Он старался глядеть в ее глаза со всей пристальностью. Но такую переглядеть не хватало сил.
Она встала, спросила с вызовом, не прочитать ли стихи.
Стихи выговаривала монотонно:
Я умру, но вернусь
Облаком, хлебом, рубахой.
Торопливо защищаясь от нее, он с насильственным бесстыдством «раскусывал» Серафиму: «У нее руки, кажется, длиннее обычного, а глаза… выражение первобытное, что ли?»

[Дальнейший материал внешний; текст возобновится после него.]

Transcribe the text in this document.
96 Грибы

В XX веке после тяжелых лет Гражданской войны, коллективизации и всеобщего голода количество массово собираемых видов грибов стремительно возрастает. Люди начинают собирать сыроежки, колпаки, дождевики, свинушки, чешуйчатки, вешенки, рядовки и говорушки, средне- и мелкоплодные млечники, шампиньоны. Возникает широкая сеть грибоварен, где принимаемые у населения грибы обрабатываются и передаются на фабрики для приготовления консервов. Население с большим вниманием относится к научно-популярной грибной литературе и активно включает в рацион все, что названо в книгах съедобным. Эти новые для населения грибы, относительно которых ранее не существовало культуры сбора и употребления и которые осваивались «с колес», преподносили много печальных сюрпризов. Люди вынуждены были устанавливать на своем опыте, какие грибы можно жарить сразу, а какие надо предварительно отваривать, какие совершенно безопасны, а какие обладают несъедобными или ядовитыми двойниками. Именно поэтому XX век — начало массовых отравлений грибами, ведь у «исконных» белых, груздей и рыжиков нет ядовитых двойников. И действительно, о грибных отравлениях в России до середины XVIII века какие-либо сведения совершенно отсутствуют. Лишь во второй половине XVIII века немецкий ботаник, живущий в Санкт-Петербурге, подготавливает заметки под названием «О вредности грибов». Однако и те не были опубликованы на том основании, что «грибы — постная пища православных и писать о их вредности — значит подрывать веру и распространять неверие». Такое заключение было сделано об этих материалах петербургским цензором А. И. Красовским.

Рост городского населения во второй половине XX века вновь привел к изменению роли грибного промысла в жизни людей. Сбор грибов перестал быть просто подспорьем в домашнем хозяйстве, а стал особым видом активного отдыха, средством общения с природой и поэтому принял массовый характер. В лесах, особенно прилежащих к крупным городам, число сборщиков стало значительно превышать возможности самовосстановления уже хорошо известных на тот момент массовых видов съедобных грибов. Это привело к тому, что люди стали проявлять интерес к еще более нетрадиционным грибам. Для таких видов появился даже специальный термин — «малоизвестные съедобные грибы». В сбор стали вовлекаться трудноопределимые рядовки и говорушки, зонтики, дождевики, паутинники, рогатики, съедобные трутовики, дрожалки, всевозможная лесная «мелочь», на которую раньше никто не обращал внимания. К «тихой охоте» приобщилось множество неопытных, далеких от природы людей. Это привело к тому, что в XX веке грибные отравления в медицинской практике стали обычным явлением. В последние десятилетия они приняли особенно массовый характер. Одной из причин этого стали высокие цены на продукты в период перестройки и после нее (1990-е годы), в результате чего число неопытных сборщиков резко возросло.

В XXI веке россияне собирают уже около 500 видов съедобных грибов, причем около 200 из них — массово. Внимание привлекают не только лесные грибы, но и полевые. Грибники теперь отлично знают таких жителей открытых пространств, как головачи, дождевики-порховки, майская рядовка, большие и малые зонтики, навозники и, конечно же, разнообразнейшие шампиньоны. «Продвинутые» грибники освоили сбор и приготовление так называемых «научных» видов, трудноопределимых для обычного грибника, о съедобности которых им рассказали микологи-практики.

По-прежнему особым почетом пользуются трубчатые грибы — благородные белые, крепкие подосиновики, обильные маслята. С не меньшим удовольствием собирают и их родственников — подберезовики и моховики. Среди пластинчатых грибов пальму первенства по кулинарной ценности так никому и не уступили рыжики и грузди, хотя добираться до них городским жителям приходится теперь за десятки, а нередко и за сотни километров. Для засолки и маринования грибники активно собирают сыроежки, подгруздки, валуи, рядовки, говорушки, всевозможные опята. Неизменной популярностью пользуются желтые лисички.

Я чувствую себя прекрасной,
Когда ты смотришь на меня…
— Вы прекрасны! — и этой глумливой легкостью оборонял свою проветренную душу, то есть свободу.
Спокойный до озноба, задержала она на нем взгляд. Вокруг папироски туго, своенравно сжался рот, чувственный и смелый.
— У вас есть «она»?
— Будет.
— Истягин, я с вами откровенна до безрассудства, — голос ее вдруг стал скорбным не по возрасту.
Откровенность чиста: рано осознала себя как женщина, но долго не могла вырваться на простор из-под гнета красивой матери. Мать с правдивостью старшей подруги внушала ей, остужая раннюю смелую зрелость, что она некрасива. Когда-то в каюте катера Истягин своим братским поведением доконал ее, — видно, нет в ней огонька. С тех пор, подолгу заглядывая в себя, Серафима все же откопала редкий дар и доверилась ему целиком. Дар — нравиться людям, всем без исключения — молодым, старым, детям, мужчинам, женщинам. Лишь бы любили! В семнадцать лет стала женщиной.